10. SpQR: A Sparse-Quantized Representation for Near-Lossless LLM Weight Compression
Title (Chinese): SpQR: A Sparse-Quantized Representation for Near-Lossless Large Language Model Weight Compression
Authors and Year: Tim Dettmers, Ruslan Svirschevski et al. (2024)
Published Conference: ICLR 2024
Main Contributions and Innovations: The first method to achieve near-lossless compression of large language models to 3-4 bits. The innovative sparse quantization representation isolates anomalous weights to store outliers with higher precision while compressing other weights to 3-4 bits. It achieves a perplexity relative loss of less than 1% on LLaMA and Falcon models.
Importance Analysis: This technology enables a 33B parameter model to run on a single 24GB consumer-grade GPU, achieving a 15% speedup while maintaining performance without degradation. It achieves over 4 times memory compression compared to the 16-bit baseline, making powerful large language models accessible on consumer-grade hardware.
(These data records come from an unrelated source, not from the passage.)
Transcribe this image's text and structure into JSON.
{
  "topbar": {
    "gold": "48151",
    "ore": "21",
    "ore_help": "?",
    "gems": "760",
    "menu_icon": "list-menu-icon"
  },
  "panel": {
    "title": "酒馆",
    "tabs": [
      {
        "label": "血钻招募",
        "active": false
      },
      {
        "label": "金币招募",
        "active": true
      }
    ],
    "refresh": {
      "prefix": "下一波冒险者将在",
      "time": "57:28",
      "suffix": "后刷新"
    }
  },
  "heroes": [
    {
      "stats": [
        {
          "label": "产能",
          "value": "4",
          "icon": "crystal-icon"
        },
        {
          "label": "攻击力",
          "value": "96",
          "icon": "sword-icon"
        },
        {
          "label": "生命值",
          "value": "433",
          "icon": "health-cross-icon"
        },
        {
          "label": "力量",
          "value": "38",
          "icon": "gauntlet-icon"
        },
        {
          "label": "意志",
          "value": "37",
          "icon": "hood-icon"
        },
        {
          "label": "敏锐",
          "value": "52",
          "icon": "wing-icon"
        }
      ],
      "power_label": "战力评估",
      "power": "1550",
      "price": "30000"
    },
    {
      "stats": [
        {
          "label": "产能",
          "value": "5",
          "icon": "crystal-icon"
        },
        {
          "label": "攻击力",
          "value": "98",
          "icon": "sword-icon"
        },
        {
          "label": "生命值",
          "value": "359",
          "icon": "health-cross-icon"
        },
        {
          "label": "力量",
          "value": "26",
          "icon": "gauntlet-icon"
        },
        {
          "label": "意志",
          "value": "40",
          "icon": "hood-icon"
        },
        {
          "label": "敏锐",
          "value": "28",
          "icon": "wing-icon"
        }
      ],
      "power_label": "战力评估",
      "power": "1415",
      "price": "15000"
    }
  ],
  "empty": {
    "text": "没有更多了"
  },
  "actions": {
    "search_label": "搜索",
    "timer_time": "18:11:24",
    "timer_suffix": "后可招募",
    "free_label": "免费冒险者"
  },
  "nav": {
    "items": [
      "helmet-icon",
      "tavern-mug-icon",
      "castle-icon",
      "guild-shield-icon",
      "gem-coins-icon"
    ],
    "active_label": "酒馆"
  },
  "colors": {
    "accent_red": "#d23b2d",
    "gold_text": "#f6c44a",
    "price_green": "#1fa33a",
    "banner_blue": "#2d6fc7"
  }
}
Technological Integration and Future Prospects of Embedded AI
Between 2022 and 2025, research in embedded AI presents three core trends. First, hardware-aware design becomes mainstream, with co-design of algorithms and hardware becoming the standard paradigm, from AWQ’s mobile GPU optimization to MicroNAS’s MCU customization. Second, extreme compression technologies achieve breakthroughs, pushing the boundaries of model deployment to new limits with SpQR’s 3-bit quantization and MCUNetV2’s patch-based inference, making microwatt-level AI a reality. Finally, the ecosystem matures, as evidenced by the 110,000+ projects on the Edge Impulse platform, demonstrating the transition of TinyML from the lab to large-scale industrial applications.